Interpretive Summary: 1) Rationale: The goal of this study was to describe a new mutation in corn named crinkly4, isolate the gene responsible for this mutation, and determine its function in the corn plant. 2) Accomplishments: The cells on the surface of normal leaves form a distinct surface boundary and help maintain the integrity of the leaf. The cells on the surface of the leaves of crinkly4 mutant plants stick to the cells on the surface of other leaves, causing the leaves to tear as they unfold. The cells on the surface of mutant kernels are also abnormal. The crinkly4 gene was isolated, and it was found to have similarities with genes in animals that allow cells to recognize each other, transmit signals to each other, and coordinate their growth and development. 3) Significance: Studies of the crinkly4 gene will help scientists determine how plant cells recognize each other and coordinate their growth so that a normal plant develops.

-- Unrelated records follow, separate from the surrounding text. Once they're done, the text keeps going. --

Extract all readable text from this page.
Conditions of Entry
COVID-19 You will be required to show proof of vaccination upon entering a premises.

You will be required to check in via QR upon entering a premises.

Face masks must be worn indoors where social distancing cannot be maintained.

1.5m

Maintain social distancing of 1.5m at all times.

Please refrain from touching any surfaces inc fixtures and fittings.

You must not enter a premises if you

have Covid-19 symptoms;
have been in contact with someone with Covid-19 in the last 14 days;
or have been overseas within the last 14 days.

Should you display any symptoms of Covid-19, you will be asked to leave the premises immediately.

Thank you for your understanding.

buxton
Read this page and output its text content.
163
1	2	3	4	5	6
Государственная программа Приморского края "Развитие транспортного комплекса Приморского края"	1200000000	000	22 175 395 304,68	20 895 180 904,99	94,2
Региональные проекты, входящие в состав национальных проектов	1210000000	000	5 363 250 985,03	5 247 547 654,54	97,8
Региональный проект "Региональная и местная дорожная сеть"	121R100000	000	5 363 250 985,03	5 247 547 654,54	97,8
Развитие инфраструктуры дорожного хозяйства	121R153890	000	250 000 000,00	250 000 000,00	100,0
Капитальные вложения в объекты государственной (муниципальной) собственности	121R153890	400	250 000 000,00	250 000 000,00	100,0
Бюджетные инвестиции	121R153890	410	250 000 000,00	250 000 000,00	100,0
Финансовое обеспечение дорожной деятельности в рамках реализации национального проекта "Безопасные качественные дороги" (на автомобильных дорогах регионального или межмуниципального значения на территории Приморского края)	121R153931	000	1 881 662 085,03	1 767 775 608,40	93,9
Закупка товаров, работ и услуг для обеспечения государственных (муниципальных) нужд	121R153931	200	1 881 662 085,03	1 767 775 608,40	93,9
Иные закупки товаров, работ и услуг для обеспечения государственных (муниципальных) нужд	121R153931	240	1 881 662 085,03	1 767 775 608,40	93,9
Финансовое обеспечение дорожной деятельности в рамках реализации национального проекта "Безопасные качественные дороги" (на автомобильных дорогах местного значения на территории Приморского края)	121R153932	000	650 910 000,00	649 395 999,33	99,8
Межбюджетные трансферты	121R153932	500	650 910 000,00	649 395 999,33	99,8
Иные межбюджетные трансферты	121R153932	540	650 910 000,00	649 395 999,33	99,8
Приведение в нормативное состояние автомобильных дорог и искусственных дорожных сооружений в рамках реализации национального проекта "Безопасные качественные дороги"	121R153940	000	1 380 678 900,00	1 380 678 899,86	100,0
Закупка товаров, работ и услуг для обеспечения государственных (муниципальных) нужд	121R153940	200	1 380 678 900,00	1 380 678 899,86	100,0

Technical Abstract: The maize crinkly4 (cr4) mutation affects leaf epidermis differentiation such that cell size and morphology are altered, and surface functions are compromised allowing graft-like fusions between organs. In the seed, loss of cr4 inhibits aleurone formation in a pattern that reflects the normal progression of differentiation over the developing endosperm surface. The cr4 gene was isolated by transposon tagging and encodes a putative receptor kinase. The extracellular domain contains a cysteine-rich region similar to the ligand binding domain in mammalian tumor necrosis factor receptors (TNFRs) and seven copies of a novel 39 amino acid repeat. The results suggest a role for cr4 in a differentiation signal.